After a nerve-wracking yet effective apartment hunting process and 3+ weeks of living out of a suitcase, it was simply brilliant to get to move in to my new home in Columbia Heights in late September. And this week, returning to DC after 11 days of travelling proved that my home really is here now: It was great to be welcomed back by my awesome roommates, and I haven’t slept as well in a long, long time as in my own bed during the first night after the trip.
The classic landmark of Columbia Heights is the Tivoli Theatre, a beautiful old movie theater from 1924. Since the opening of the DC USA mall in 2008, the latter seems to have stolen the show, though. DC USA hosts massive stores such as Target, Bed Bath & Beyond, and Best Buy.
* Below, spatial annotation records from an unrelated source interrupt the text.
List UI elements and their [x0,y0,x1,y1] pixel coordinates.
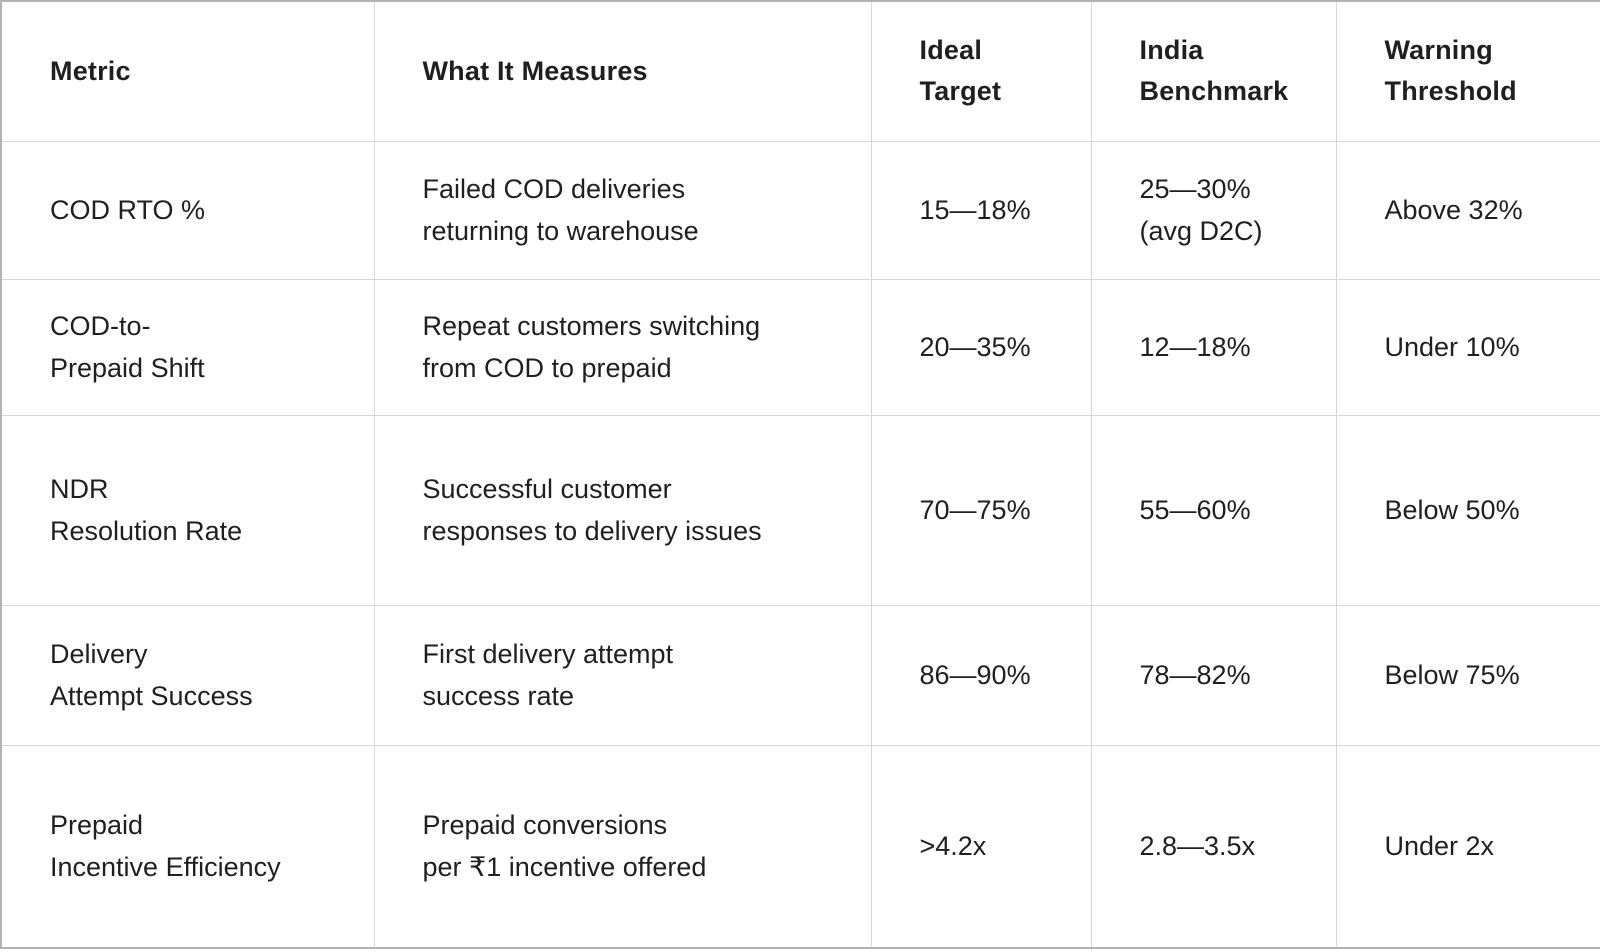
cell-benchmark: 55—60% [1090,414,1337,606]
column-header-ideal: Ideal Target [870,0,1092,142]
cell-metric: Delivery Attempt Success [0,604,375,746]
header-row: Metric What It Measures Ideal Target Ind… [0,0,1600,142]
cell-metric: COD RTO % [0,140,375,280]
cell-ideal: 70—75% [870,414,1092,606]
table-row: COD RTO % Failed COD deliveries returnin… [0,140,1600,280]
cell-measures: First delivery attempt success rate [373,604,872,746]
cell-metric: NDR Resolution Rate [0,414,375,606]
column-header-benchmark: India Benchmark [1090,0,1337,142]
cell-measures: Prepaid conversions per ₹1 incentive off… [373,744,872,949]
cell-ideal: >4.2x [870,744,1092,949]
cell-measures: Failed COD deliveries returning to wareh… [373,140,872,280]
column-header-measures: What It Measures [373,0,872,142]
cell-warning: Below 50% [1335,414,1600,606]
cell-benchmark: 12—18% [1090,278,1337,416]
cell-warning: Under 10% [1335,278,1600,416]
cell-benchmark: 25—30% (avg D2C) [1090,140,1337,280]
cell-benchmark: 78—82% [1090,604,1337,746]
table-row: Prepaid Incentive Efficiency Prepaid con… [0,744,1600,949]
cell-warning: Below 75% [1335,604,1600,746]
cell-ideal: 15—18% [870,140,1092,280]
cell-ideal: 20—35% [870,278,1092,416]
cell-measures: Repeat customers switching from COD to p… [373,278,872,416]
cell-warning: Under 2x [1335,744,1600,949]
column-header-warning: Warning Threshold [1335,0,1600,142]
cell-metric: COD-to- Prepaid Shift [0,278,375,416]
table-row: Delivery Attempt Success First delivery … [0,604,1600,746]
table-row: NDR Resolution Rate Successful customer … [0,414,1600,606]
table-row: COD-to- Prepaid Shift Repeat customers s… [0,278,1600,416]
cell-measures: Successful customer responses to deliver… [373,414,872,606]
column-header-metric: Metric [0,0,375,142]
cell-metric: Prepaid Incentive Efficiency [0,744,375,949]
cell-ideal: 86—90% [870,604,1092,746]
cell-benchmark: 2.8—3.5x [1090,744,1337,949]
cell-warning: Above 32% [1335,140,1600,280]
Next door, there is also Giant Food, a huge supermarket that is open 24/7. You would typically find all these major retailers only in the outskirts of cities surrounded by huge parking lots, not in a densely populated area next to a metro station. This makes me think of the mall in Ruoholahti: suburban services for urban people without cars! Luckily, the local restaurant scene resembles more that of Kallio, with gems like Sticky Fingers, a vegan bakery.
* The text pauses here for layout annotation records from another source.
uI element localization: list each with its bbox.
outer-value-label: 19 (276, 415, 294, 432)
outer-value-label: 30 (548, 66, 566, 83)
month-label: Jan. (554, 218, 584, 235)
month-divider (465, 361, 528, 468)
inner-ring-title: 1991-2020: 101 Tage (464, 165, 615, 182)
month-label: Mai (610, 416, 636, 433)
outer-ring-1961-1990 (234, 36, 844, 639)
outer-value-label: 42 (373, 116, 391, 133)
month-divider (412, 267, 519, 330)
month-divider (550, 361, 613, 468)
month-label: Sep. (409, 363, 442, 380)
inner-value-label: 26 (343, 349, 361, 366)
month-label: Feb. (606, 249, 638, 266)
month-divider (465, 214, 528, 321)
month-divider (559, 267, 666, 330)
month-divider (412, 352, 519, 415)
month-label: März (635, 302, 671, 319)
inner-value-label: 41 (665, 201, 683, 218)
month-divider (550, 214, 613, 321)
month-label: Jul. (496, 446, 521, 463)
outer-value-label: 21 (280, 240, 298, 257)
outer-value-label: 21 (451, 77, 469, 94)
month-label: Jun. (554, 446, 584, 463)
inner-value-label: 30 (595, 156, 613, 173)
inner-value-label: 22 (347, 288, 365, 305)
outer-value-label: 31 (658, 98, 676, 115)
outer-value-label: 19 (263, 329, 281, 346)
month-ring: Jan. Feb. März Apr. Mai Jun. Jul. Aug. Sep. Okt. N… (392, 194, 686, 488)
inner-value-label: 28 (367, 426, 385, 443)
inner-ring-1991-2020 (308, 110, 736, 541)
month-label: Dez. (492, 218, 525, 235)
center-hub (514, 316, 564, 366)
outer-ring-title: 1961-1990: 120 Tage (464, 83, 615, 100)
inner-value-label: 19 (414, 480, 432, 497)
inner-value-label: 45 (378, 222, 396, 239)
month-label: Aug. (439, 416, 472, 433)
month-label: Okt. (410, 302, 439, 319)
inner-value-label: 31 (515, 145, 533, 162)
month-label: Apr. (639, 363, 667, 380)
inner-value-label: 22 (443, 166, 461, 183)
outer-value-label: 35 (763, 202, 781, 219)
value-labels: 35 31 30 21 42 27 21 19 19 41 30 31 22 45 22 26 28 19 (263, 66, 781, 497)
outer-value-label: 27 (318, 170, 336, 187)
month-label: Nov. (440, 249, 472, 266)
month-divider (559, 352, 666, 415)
The history of Columbia Heights is fascinating and eventful. In the early 1800s, the area was still preferred mainly by cows, but in the early 1900s, it was preferred by some of Washington’s wealthiest and most influential people. Four street car lines provided transportation to downtown. From the late 1940s to mid 1960s, African American residents began to buy apartment buildings previously owned by whites, and Columbia Heights became a middle-class African American neighborhood. In 1968, following the assassination of Martin Luther King, Jr., riots ravaged in the neighborhood, and many homes and shops remained vacant for decades.
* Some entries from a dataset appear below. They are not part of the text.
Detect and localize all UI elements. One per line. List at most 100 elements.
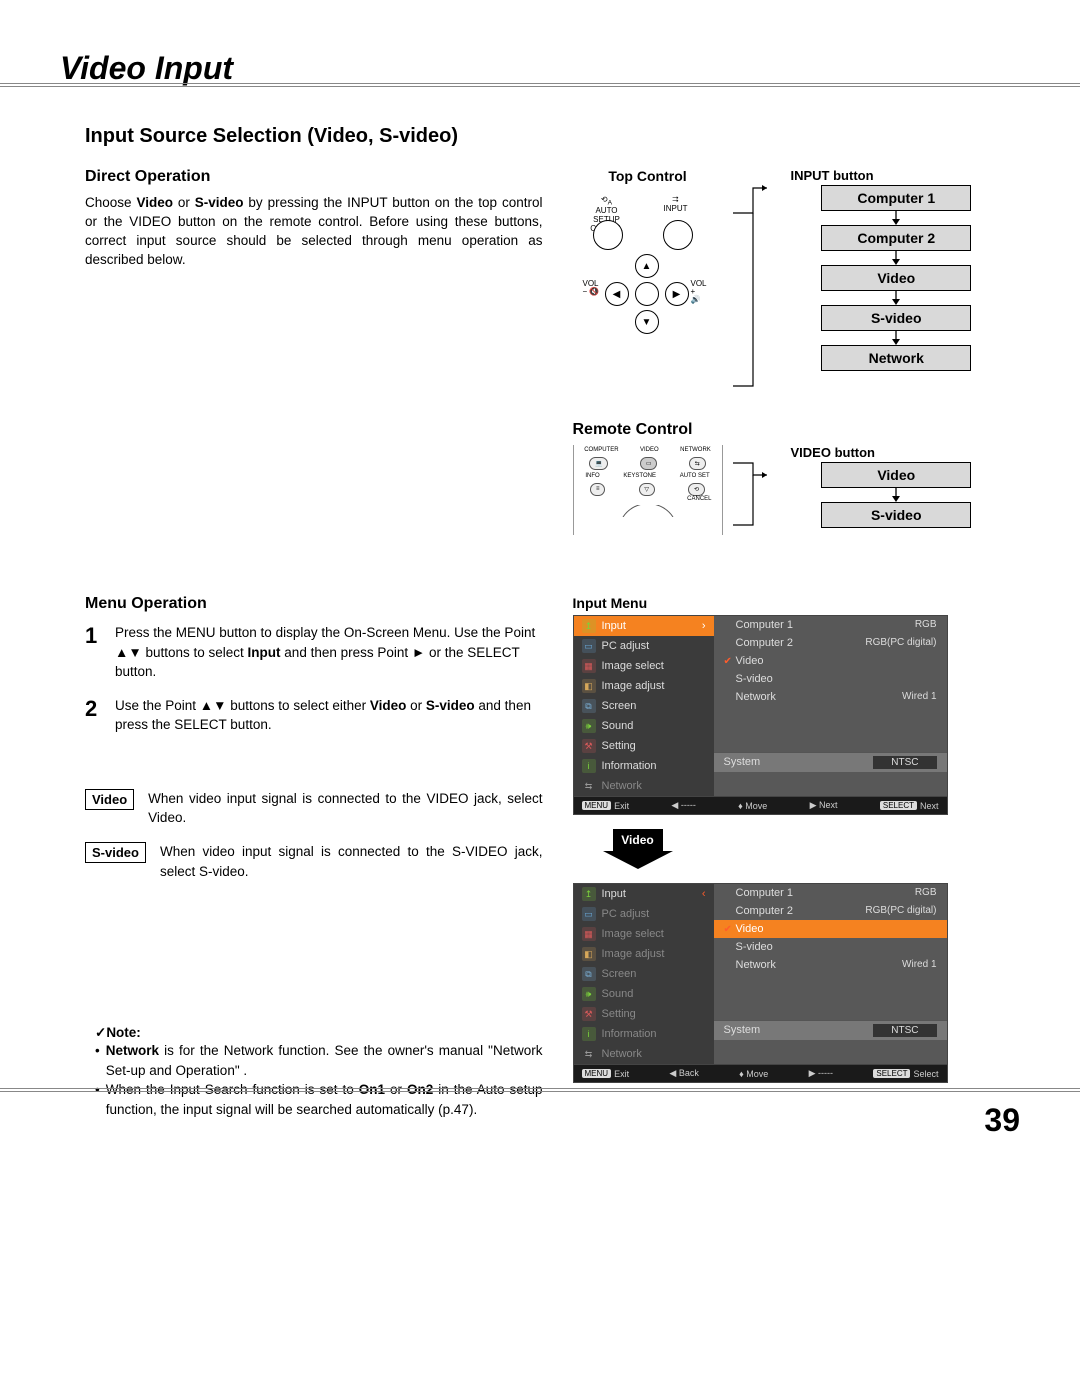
def-label: S-video [85,842,146,863]
osd-right-item: Computer 1RGB [714,616,947,634]
osd-footer: MENUExit◀ Back♦ Move▶ -----SELECTSelect [574,1064,947,1082]
osd-left-item: ▦Image select [574,924,714,944]
remote-btn: 💻 [589,457,608,470]
osd-right-item: ✔Video [714,652,947,670]
osd-left-item: ⧉Screen [574,964,714,984]
step-body: Press the MENU button to display the On-… [115,623,543,682]
remote-diagram: COMPUTER VIDEO NETWORK 💻 ▭ ⇆ [573,445,723,535]
remote-btn: ⇆ [689,457,705,470]
osd-left-item: ◧Image adjust [574,676,714,696]
top-control-diagram: ⟲AAUTO SETUPCANCEL ⮆INPUT VOL− 🔇 VOL+ 🔊 … [573,198,723,338]
flow-connector [733,445,773,555]
osd-left-item: ⚒Setting [574,1004,714,1024]
rule [0,1091,1080,1092]
flow-arrow-icon [890,251,902,265]
dpad-left: ◀ [605,282,629,306]
osd-left-item: ▭PC adjust [574,904,714,924]
flow-box: Video [821,462,971,488]
flow-arrow-icon [890,291,902,305]
top-control-heading: Top Control [608,168,686,184]
video-flow: Video S-video [773,462,1021,528]
osd-right-item: NetworkWired 1 [714,956,947,974]
remote-lbl: NETWORK [680,447,711,453]
dpad-center [635,282,659,306]
def-label: Video [85,789,134,810]
input-label: ⮆INPUT [661,196,691,214]
step-body: Use the Point ▲▼ buttons to select eithe… [115,696,543,735]
remote-btn: ⟲ [688,483,704,496]
video-button-label: VIDEO button [791,445,1021,460]
page: Video Input Input Source Selection (Vide… [0,0,1080,1159]
section-title: Input Source Selection (Video, S-video) [85,125,1020,148]
note-block: ✓Note: •Network is for the Network funct… [85,1025,543,1119]
rule [0,83,1080,84]
input-menu-heading: Input Menu [573,595,1021,611]
upper-columns: Direct Operation Choose Video or S-video… [85,168,1020,535]
flow-box: Computer 2 [821,225,971,251]
osd-left-item: 🕪Sound [574,716,714,736]
page-number: 39 [984,1102,1020,1139]
flow-arrow-icon [890,331,902,345]
flow-box: Computer 1 [821,185,971,211]
flow-arrow-icon [890,488,902,502]
osd-right-item: S-video [714,938,947,956]
osd-left-item: ▦Image select [574,656,714,676]
osd-left-item: iInformation [574,756,714,776]
note-1: Network is for the Network function. See… [106,1041,543,1080]
osd-left-item: ⇆Network [574,1044,714,1064]
osd-menu-1: ↥Input›▭PC adjust▦Image select◧Image adj… [573,615,948,815]
remote-control-block: Remote Control COMPUTER VIDEO NETWORK [573,421,1021,535]
dpad-right: ▶ [665,282,689,306]
remote-lbl: INFO [585,473,599,479]
top-control-block: Top Control ⟲AAUTO SETUPCANCEL ⮆INPUT VO… [573,168,1021,371]
step-number: 2 [85,696,103,735]
input-flow: Computer 1Computer 2VideoS-videoNetwork [773,185,1021,371]
osd-menu-2: ↥Input‹▭PC adjust▦Image select◧Image adj… [573,883,948,1083]
rule [0,1088,1080,1089]
osd-left-item: ↥Input› [574,616,714,636]
osd-left-item: 🕪Sound [574,984,714,1004]
input-button [663,220,693,250]
osd-left-item: ⇆Network [574,776,714,796]
auto-setup-button [593,220,623,250]
transition-arrow: Video [603,829,1021,869]
flow-connector [733,168,773,398]
flow-box: S-video [821,305,971,331]
osd-left-item: ◧Image adjust [574,944,714,964]
osd-right-item: Computer 2RGB(PC digital) [714,902,947,920]
remote-lbl: COMPUTER [584,447,618,453]
dpad: VOL− 🔇 VOL+ 🔊 ▲ ▼ ◀ ▶ [595,254,700,334]
def-svideo: S-video When video input signal is conne… [85,842,543,881]
osd-footer: MENUExit◀ -----♦ Move▶ NextSELECTNext [574,796,947,814]
remote-lbl: VIDEO [640,447,659,453]
rule [0,86,1080,87]
osd-right-item: Computer 2RGB(PC digital) [714,634,947,652]
def-video: Video When video input signal is connect… [85,789,543,828]
dpad-up: ▲ [635,254,659,278]
osd-left-item: ↥Input‹ [574,884,714,904]
flow-box: Video [821,265,971,291]
direct-op-heading: Direct Operation [85,168,543,186]
def-body: When video input signal is connected to … [148,789,542,828]
chapter-title: Video Input [60,50,1020,87]
osd-right-item: Computer 1RGB [714,884,947,902]
step-2: 2 Use the Point ▲▼ buttons to select eit… [85,696,543,735]
osd-left-item: ⚒Setting [574,736,714,756]
osd-left-item: iInformation [574,1024,714,1044]
step-number: 1 [85,623,103,682]
note-heading: ✓Note: [95,1025,543,1041]
lower-columns: Menu Operation 1 Press the MENU button t… [85,595,1020,1119]
arrow-label: Video [613,829,663,851]
osd-system-row: SystemNTSC [714,1020,947,1040]
flow-box: S-video [821,502,971,528]
osd-right-item: NetworkWired 1 [714,688,947,706]
menu-op-heading: Menu Operation [85,595,543,613]
osd-system-row: SystemNTSC [714,752,947,772]
remote-heading: Remote Control [573,421,1021,439]
direct-op-text: Choose Video or S-video by pressing the … [85,194,543,270]
osd-right-item: ✔Video [714,920,947,938]
flow-arrow-icon [890,211,902,225]
osd-left-item: ⧉Screen [574,696,714,716]
remote-lbl: KEYSTONE [623,473,656,479]
remote-btn: ≡ [590,483,605,496]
After the Columbia Heights Metro station was opened in 1999, the area started to gentrify, and during the past years it has been one of the fastest gentrifying neighborhoods in the United States. According to Wikipedia, even despite the recent gentrification Columbia Heights still is Washington’s most ethnically and economically diverse neighborhood. In 2010, 43.5% of the population was African American; 28.1% Hispanic; 22.9% White; 3.2% Asian; with the remaining 2% belonging to other groups.
My new home is diverse too: All my roommates have US passports, but they have roots at least in Russia, Ethiopia, California, France, England, Cyprus and Sicily – and there are just four of them! (It is actually quite unique here in DC to be a Finn who was born in Finland, grew up in Finland, has Finnish parents, and even Finnish grandparents.) The five of us share a house with three floors and a nice patio. Compared to Finland where living in shared houses and apartments after graduation has traditionally been considered relatively hippie or even left-wing, it is very common over here. For me, it was absolutely the preferred option: so much cheaper, and most importantly so much more fun!
In our house, on the ground floor there is a kitchen, a dining room, and a living room – equipped with a projector instead of a TV, just like in my castle in Helsinki. Bedrooms, including my small, sunny basecamp, are upstairs. I was conveniently able to buy nearly all the furniture I needed from the cool Bulgarian NASA scientist who rented the room before me. The basement is the kingdom of one of the roommates (and his pet snake), but additionally there is the laundry room, and a sauna. Yes, a sauna, can you believe it? I mean who would’ve thought that I end up living in a house that has a sauna in DC?